Polynomial rings- multiplicative inverse

Question

I need to solve the following question in ring theory.

Show that $(Q[x])/\langle{x^2+x+4}\rangle$ is a field.

To show that $(Q[x])/\langle{x^2+x+4}\rangle$ is a field, the only thing I need to do is to show that the polynomial $x^2+x+4$ is irreducible. I was able to solve that problem.But the other part which is given below is bit difficult to proceed. I will be happy, if you could kindly help me on this problem.

Let $y=x+\langle{x^2+x+4}\rangle $ be an element in this field.

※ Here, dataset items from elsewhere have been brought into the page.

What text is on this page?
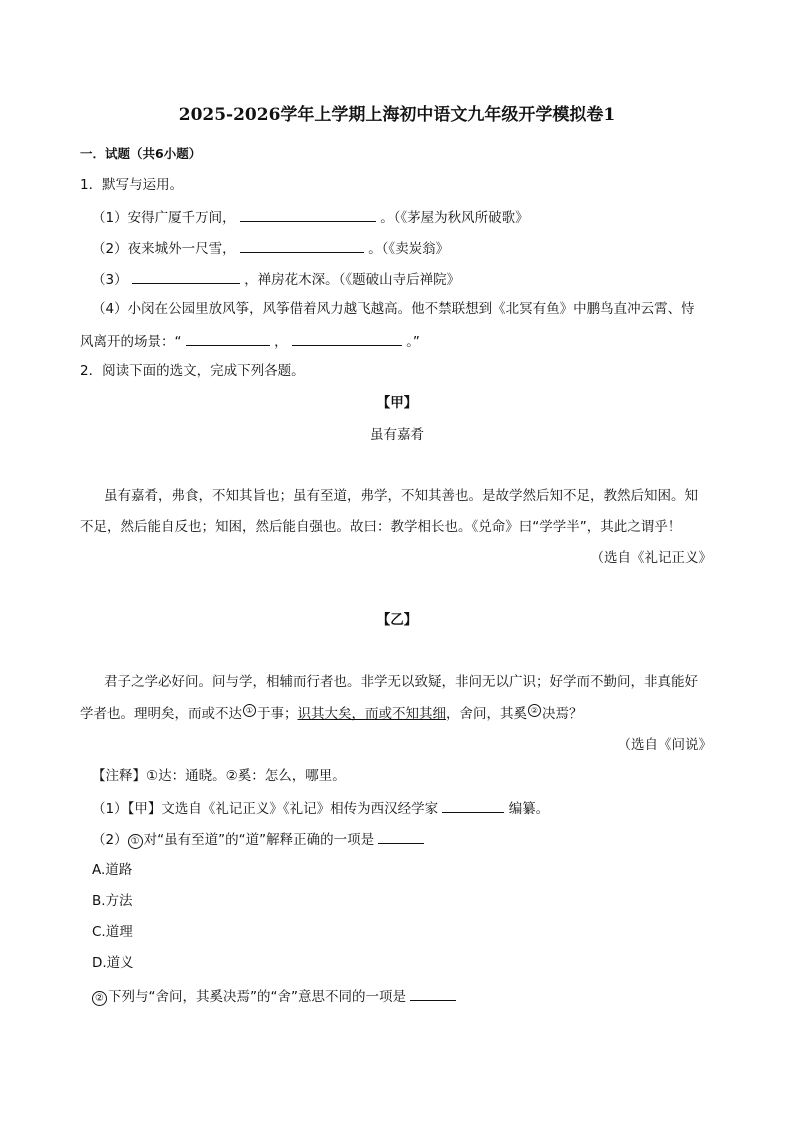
2025-2026学年上学期上海初中语文九年级开学模拟卷1
一．试题（共6小题）
1．默写与运用。
（1）安得广厦千万间，	。（《茅屋为秋风所破歌》
（2）夜来城外一尺雪，	。（《卖炭翁》
（3）	，禅房花木深。（《题破山寺后禅院》
（4）小闵在公园里放风筝，风筝借着风力越飞越高。他不禁联想到《北冥有鱼》中鹏鸟直冲云霄、恃
风离开的场景：“	，	。”
2．阅读下面的选文，完成下列各题。
【甲】
虽有嘉肴
虽有嘉肴，弗食，不知其旨也；虽有至道，弗学，不知其善也。是故学然后知不足，教然后知困。知
不足，然后能自反也；知困，然后能自强也。故曰：教学相长也。《兑命》曰“学学半”，其此之谓乎！
（选自《礼记正义》
【乙】
君子之学必好问。问与学，相辅而行者也。非学无以致疑，非问无以广识；好学而不勤问，非真能好
学者也。理明矣，而或不达 ① 于事；识其大矣，而或不知其细，舍问，其奚 ② 决焉？
（选自《问说》
【注释】①达：通晓。②奚：怎么，哪里。
（1）【甲】文选自《礼记正义》《礼记》相传为西汉经学家	编纂。
（2） ① 对“虽有至道”的“道”解释正确的一项是
A.道路
B.方法
C.道理
D.道义
② 下列与“舍问，其奚决焉”的“舍”意思不同的一项是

Show that (i) $y^2+y+4=0$ is in this field.

(ii) ${-\frac{1}{4}(1+x)+N}$ is the multiplicative inverse of ${x+N}$ in $(Q[x])/N$ where $N=\langle{x^2+x+4}\rangle $.

Answer 1

By definition of operations in quotient ring: putting $\;N:=\langle x^2+x+4\rangle\;$, we get

$$y^2+y+4= \left(x+N\right)^2+\left(x+N\right)+(4+N):=x^2+N+x+N+4+N:=$$

$$=(x^2+x+4)+N=N\iff x^2+x+4\in N$$

and since the last relation is obviously true we're done.

Now

$$(x+N)\left(-\frac14(x+1)+N\right):=-\frac14x(x+1)+N=-\frac14x^2-\frac14x+N\;\;(**)$$

But since

$$x^2+x+4=\overline 0= N\implies -x^2-x=\overline 4\implies-\frac14x^2-\frac14x=\overline 1\implies $$

$$(**) = 1+N$$

Answer 2

Hint $\, $ mod $\,\ x\,f- c\ $ we have $\ x\, f \equiv c\ $ so $\ x\, f/c \equiv 1\,\Rightarrow\, x^{-1}\! \equiv f/c,\, $ when $\ c\neq 0$

Yours is case $\, x\,f - c = x(x\!+\!1) -(-4)\ $ so $\ f = x\!+\!1,\ c = -4,\ $ so $\ x^{-1}\! \equiv f/c \equiv -(x\!+\!1)/4$

Remark $\ $ When developing intuition about quotient rings it is very helpful to become proficient translating back-and-forth between coset notation and modular arithmetic notation (as above), since the latter allows us to more efficiently reuse our well-honed arithmetical intuition. Once you become proficient at this it will become subconscious.